Justice and the common good are issues that are often misunderstood when taking into account the difficulty of separating personal or religious morality and public service or the law. Everyone has there own influences into what the “good life” is and how to obtain it. Each person has their own understanding of how the good life may be practiced as well as shaped, either by personal choice or by societal standards. The issue is that if everyone has their own opinion on what the good life looks like and how to live it out, how can we as a society come to agree, much less understanding of how to best live?
Justice and the common good poses questions such as: is what is good for the many, also the good for me? Who is the arbiter in deciding what is the good? Does society decide? Do judges? Do I decide? Or perhaps my religion? What is moral law and how do I determine it?

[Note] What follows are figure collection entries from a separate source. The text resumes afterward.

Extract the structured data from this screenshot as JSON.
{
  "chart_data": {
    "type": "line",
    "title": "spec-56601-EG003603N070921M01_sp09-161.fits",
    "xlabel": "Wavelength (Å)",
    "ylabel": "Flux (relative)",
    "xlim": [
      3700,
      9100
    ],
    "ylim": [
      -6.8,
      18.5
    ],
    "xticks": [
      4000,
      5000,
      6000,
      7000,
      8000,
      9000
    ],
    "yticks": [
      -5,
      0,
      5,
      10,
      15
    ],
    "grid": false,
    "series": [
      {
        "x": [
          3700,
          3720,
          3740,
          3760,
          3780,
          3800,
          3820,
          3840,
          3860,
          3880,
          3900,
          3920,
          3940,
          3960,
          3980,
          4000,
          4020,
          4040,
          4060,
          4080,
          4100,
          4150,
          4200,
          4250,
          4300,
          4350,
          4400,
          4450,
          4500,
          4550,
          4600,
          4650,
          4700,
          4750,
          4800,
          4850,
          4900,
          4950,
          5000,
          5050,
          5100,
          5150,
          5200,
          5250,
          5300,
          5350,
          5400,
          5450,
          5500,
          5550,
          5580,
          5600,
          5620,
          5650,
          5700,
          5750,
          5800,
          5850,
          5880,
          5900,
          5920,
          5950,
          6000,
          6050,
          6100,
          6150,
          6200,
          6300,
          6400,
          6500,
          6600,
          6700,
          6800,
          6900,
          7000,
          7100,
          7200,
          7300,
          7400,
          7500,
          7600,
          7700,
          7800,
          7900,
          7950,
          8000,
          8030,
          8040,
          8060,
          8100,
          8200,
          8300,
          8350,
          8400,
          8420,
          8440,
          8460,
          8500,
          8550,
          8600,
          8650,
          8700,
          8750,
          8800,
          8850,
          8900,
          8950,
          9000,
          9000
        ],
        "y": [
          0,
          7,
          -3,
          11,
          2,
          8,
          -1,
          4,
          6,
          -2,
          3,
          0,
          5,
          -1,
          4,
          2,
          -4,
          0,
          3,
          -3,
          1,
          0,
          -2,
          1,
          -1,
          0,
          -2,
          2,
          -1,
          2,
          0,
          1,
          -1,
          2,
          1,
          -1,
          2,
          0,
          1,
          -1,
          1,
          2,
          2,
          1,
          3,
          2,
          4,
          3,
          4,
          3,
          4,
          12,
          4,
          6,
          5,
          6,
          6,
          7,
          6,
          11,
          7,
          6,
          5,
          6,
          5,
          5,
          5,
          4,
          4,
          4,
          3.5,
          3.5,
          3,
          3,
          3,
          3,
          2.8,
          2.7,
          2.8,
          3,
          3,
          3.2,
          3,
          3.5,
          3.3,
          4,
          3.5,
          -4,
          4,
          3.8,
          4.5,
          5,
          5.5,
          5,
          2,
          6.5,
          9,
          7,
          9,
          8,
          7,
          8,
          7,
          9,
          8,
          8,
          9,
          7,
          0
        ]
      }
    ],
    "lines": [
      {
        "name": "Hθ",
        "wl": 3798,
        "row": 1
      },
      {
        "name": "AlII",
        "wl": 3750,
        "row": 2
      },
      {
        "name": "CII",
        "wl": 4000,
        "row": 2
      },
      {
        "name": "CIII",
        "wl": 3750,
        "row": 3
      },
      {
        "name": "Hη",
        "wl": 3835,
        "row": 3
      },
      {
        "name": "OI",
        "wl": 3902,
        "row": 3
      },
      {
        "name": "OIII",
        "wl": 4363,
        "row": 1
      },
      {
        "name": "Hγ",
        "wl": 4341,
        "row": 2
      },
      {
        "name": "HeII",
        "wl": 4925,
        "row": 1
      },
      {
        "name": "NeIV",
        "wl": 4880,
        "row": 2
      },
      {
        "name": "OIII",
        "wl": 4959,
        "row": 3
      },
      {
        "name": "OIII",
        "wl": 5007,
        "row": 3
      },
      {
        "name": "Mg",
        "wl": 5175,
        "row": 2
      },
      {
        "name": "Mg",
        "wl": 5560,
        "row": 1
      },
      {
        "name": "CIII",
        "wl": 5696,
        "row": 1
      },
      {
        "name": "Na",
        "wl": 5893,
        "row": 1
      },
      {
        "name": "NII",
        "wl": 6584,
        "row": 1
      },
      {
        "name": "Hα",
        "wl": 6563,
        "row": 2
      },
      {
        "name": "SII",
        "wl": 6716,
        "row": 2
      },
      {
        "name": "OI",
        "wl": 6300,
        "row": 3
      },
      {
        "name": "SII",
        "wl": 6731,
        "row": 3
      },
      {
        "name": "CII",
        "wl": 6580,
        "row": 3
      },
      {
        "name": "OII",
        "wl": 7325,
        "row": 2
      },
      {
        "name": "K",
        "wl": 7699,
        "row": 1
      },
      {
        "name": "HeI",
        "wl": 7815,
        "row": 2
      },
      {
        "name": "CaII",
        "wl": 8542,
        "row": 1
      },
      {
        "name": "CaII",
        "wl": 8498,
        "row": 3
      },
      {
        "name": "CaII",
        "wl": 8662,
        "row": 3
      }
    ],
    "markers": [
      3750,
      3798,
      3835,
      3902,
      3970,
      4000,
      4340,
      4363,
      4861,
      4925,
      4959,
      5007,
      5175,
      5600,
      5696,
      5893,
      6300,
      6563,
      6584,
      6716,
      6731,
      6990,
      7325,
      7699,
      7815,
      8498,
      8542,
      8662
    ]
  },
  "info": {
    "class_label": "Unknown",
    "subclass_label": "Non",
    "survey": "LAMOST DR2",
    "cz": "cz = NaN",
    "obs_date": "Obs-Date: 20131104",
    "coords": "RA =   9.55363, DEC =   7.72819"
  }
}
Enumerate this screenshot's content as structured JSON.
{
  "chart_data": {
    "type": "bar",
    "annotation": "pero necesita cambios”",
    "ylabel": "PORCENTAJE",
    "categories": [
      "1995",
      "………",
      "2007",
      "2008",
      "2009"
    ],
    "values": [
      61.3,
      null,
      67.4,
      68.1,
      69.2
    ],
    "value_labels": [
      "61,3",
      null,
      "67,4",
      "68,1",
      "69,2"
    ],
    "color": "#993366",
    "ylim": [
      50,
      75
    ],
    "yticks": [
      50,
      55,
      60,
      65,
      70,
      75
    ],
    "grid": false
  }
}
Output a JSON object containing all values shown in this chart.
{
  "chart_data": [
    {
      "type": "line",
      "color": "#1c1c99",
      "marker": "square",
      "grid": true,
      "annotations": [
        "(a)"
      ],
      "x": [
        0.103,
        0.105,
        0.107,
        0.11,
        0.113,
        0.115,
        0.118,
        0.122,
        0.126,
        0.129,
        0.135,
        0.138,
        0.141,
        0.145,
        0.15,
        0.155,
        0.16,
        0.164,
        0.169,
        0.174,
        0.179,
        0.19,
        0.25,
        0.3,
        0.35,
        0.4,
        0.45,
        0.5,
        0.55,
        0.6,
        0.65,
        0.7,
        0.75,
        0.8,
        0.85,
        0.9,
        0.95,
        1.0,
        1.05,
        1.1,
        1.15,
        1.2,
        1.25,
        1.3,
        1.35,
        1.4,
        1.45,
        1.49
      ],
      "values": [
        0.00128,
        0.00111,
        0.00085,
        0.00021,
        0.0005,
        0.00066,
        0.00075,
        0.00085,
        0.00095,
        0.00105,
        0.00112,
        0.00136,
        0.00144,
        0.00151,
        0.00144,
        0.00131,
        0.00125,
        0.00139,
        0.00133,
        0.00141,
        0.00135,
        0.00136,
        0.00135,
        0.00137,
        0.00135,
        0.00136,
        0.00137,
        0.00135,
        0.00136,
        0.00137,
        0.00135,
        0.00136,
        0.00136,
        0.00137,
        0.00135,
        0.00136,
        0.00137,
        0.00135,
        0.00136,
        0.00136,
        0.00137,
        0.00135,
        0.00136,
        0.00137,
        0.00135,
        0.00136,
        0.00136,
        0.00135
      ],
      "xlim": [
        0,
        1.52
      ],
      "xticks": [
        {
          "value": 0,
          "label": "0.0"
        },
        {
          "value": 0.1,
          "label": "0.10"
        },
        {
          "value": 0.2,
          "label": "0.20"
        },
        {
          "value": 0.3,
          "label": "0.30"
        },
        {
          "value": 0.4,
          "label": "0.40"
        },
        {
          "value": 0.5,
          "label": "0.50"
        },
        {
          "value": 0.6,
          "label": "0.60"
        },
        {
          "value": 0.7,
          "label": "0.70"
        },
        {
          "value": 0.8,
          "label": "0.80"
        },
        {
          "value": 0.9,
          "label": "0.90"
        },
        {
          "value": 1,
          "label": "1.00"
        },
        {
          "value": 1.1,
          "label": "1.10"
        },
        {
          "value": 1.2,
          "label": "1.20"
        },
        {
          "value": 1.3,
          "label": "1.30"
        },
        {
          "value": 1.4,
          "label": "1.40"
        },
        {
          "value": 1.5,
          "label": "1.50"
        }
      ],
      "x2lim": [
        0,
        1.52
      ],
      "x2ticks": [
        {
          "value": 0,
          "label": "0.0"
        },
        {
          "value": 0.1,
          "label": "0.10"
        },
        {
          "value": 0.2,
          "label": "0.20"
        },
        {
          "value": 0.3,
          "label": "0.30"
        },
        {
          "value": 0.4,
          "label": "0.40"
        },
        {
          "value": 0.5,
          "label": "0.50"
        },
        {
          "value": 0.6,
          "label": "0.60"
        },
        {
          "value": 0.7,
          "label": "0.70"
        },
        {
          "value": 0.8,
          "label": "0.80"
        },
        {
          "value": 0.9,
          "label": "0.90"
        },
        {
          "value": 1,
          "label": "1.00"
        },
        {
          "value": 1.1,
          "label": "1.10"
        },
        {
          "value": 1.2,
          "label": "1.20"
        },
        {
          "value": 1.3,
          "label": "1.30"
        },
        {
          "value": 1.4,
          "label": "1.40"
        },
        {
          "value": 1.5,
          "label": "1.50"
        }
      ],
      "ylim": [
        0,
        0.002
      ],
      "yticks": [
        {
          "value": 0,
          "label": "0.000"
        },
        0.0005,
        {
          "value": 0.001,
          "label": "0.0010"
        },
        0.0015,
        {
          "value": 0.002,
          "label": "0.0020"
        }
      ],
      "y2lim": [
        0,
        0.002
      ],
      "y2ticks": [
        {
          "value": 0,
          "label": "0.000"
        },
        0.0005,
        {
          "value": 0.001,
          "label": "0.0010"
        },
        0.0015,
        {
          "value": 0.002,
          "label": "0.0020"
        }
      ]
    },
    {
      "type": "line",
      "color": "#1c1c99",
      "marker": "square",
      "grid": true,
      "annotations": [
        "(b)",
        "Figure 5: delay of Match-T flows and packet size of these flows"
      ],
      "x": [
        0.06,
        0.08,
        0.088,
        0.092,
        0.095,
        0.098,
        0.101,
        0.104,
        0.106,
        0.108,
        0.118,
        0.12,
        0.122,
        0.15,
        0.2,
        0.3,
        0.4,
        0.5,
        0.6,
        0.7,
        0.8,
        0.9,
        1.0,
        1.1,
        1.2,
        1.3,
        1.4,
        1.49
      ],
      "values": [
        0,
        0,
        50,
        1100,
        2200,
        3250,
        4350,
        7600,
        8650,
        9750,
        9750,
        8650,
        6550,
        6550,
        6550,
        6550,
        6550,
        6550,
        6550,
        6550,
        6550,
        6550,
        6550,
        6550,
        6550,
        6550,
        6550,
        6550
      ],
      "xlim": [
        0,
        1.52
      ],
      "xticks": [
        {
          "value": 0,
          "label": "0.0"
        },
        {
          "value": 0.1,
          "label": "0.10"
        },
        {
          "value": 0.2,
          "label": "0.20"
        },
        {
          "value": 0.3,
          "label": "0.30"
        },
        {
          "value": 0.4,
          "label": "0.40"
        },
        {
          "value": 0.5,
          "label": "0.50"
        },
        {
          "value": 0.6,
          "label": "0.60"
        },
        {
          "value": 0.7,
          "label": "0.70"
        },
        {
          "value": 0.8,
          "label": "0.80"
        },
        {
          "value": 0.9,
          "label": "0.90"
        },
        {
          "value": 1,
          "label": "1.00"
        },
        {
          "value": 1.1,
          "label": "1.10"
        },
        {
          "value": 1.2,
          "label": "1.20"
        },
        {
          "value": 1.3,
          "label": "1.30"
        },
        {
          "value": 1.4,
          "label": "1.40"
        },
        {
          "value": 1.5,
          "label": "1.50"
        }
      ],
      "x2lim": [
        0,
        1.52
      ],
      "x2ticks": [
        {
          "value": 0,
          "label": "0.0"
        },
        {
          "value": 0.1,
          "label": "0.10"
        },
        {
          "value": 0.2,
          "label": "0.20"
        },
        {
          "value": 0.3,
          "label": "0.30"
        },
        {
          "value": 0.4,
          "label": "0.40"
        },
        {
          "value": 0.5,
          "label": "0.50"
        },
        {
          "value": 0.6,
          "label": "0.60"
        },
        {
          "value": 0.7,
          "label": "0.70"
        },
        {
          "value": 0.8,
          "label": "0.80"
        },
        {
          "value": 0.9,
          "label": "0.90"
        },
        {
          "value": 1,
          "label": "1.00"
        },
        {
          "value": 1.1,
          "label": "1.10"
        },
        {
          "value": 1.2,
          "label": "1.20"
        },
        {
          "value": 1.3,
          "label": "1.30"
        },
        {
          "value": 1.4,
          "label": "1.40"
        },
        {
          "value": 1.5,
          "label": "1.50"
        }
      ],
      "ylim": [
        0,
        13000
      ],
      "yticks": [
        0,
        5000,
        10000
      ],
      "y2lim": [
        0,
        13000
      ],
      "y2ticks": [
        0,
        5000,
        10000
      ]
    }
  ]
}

Socio-political issues today cannot be intrinsically removed from moral biases unless if those issues are removed entirely from government judgment. Issues such as abortion, stem-cell research, gay marriage, etc. will ultimately presume a stance one way or the other and cannot remain neutral and govern the many, unless the decisions are left to individuals to make on their own.
It seems as if the place that justice and the common good must be is in the collaborative discussions, dialogues and education of people to people about important issues.
One of the core values of the American Red Cross is that it takes a neutral position in politics, war, and religion. That is why it is also known internationally as the Red Crescent. Justice and the common good as defined by the Red Cross is that it prevents and alleviates ALL human suffering, regardless of who you are. Justice and common good then are considered universal and common for all persons.